E'b vol.171
vol.171 思いやりの優先順位
春から一人暮らしを始めた息子が「今日はテニスですか」と尋ねてきました。「今日は
雨やけお休みやね」と返すと「よかったら仕事終わってシチュー食べに来んかね、美味
しいのが出来たよ」とお招きを受けました。家ではキッチンに立つことがなかった息子
ですが、自炊を続けているようです。家内とコンビニで差し入れを買って部屋に向かい、
一人一杯づつのシチューをすすりながら、三時間ほど仕事のことを三人で語り合いまし
た。一緒に暮らしていると何気ない出来事ですが、私にとってその時間は喜びに満たさ
れた「ひととき」でした。しかし二十年ほどにわたる子育てを振り返ってみると、雇わ
れ店長時代からブレス創業当初は、休日返上で毎日遅くまで仕事に明け暮れ、授業参観
や運動会には一度も足を運んだことがない父親でした。今になってそのことを後悔して
いるわけではありませんが、これからは家族との何気ない「ひととき」を大切にしよう。
一杯のシチューが私にそう思わせたのです。
いちばん親しい家族を大切にできないようでは、おそらくお客さまのことも大事に思う
ことはできないでしょう。それはうわべだけの接客態度で、まごころのこもった対応と
はほど遠いはずです。心にもないお世辞やウソを並べたとしても、そばにいる人からは
すぐに見ぬかれてしまいます。「外面はいいけど、内面が悪い」身近な人からそう批判
されるようではいけません。 『素心学要論』(モラロジー研究所)より
ブレスでは思いやりを大切にしています。
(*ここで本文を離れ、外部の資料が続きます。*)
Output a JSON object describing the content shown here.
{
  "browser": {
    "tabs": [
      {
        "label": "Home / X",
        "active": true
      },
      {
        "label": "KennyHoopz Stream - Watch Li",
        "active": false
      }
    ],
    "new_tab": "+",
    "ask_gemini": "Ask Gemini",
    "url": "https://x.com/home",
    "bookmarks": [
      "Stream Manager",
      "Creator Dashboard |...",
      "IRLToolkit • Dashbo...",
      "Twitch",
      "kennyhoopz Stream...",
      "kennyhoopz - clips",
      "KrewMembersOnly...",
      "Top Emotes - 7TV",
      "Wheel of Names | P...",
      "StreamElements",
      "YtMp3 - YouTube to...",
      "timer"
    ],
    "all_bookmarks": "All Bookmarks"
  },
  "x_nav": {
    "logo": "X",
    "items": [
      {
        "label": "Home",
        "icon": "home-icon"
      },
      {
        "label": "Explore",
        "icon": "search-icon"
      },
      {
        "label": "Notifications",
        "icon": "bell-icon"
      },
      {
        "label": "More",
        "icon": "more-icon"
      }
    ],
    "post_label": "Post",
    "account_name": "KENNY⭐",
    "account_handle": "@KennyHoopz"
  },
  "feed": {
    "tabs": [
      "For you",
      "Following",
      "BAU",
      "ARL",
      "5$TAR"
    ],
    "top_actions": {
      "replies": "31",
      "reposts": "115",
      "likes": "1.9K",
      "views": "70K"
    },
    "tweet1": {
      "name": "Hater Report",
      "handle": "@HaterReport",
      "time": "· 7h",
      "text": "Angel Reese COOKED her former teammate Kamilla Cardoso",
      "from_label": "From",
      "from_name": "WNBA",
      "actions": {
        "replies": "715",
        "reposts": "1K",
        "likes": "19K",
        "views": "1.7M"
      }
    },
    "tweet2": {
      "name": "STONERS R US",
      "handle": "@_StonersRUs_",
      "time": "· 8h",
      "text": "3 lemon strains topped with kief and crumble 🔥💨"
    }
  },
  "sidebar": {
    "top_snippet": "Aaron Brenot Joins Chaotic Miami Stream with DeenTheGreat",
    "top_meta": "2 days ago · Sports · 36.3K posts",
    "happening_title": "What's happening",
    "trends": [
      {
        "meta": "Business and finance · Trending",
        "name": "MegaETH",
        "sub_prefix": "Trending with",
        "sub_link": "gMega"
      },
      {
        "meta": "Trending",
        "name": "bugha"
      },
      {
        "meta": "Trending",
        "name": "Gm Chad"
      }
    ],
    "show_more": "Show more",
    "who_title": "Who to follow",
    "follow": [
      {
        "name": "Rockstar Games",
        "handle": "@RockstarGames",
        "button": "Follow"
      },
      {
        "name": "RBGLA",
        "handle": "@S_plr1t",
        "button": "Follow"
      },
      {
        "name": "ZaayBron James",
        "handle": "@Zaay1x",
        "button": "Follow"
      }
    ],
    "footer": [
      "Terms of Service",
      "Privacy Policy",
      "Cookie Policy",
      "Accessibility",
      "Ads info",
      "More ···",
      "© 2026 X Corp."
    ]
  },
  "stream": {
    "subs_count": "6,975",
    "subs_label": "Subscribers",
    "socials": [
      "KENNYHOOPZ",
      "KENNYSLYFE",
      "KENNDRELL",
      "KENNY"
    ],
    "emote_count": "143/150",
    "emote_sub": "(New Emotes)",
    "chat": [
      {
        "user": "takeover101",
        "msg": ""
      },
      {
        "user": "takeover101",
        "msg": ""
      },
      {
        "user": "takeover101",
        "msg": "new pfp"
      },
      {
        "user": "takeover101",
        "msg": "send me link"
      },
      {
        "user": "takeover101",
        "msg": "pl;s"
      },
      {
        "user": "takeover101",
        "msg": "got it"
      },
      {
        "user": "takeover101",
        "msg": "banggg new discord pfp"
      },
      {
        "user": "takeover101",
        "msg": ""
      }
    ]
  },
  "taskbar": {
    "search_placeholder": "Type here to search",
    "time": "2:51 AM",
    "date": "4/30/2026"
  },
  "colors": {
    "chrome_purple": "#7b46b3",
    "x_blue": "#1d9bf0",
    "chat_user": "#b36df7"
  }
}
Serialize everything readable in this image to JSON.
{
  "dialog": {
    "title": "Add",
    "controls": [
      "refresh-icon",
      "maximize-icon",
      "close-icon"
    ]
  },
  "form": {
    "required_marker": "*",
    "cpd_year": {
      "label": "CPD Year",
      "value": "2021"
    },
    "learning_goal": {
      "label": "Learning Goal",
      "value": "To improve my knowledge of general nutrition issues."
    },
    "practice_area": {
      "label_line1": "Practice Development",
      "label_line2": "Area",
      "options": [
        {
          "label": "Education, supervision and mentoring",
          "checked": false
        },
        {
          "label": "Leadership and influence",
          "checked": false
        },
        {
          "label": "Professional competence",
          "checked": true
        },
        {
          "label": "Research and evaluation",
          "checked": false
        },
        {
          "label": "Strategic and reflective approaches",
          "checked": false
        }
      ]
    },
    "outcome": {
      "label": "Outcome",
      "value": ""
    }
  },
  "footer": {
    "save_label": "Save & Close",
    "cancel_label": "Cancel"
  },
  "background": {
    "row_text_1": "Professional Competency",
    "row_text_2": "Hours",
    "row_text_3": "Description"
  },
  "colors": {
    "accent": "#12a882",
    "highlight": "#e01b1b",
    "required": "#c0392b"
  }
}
全ての人に不快さを与えないことが大切です
が、その優先順位をあえてつけるとするなら、「1.家族 2.職場の人たち 3.お客様」
であるとしています。これは決してお客様を蔑ろにしようということではありません。
まずは一番わがままが出やすい、家族に対する取り組みを大切にする。そこがクリアで
きれば、お客様に対しても自ずと実践できるはずだと思うからです。四月より日曜日の
定休日を第三日曜日のみから、第一第三日曜日へと変更いたしました。お客様にはご不
便をおかけすることになりますが、ブレスはしなやかに変化することで、周囲の皆さま
に対して、より一層「優れた人格」を提供できるように努力してまいります。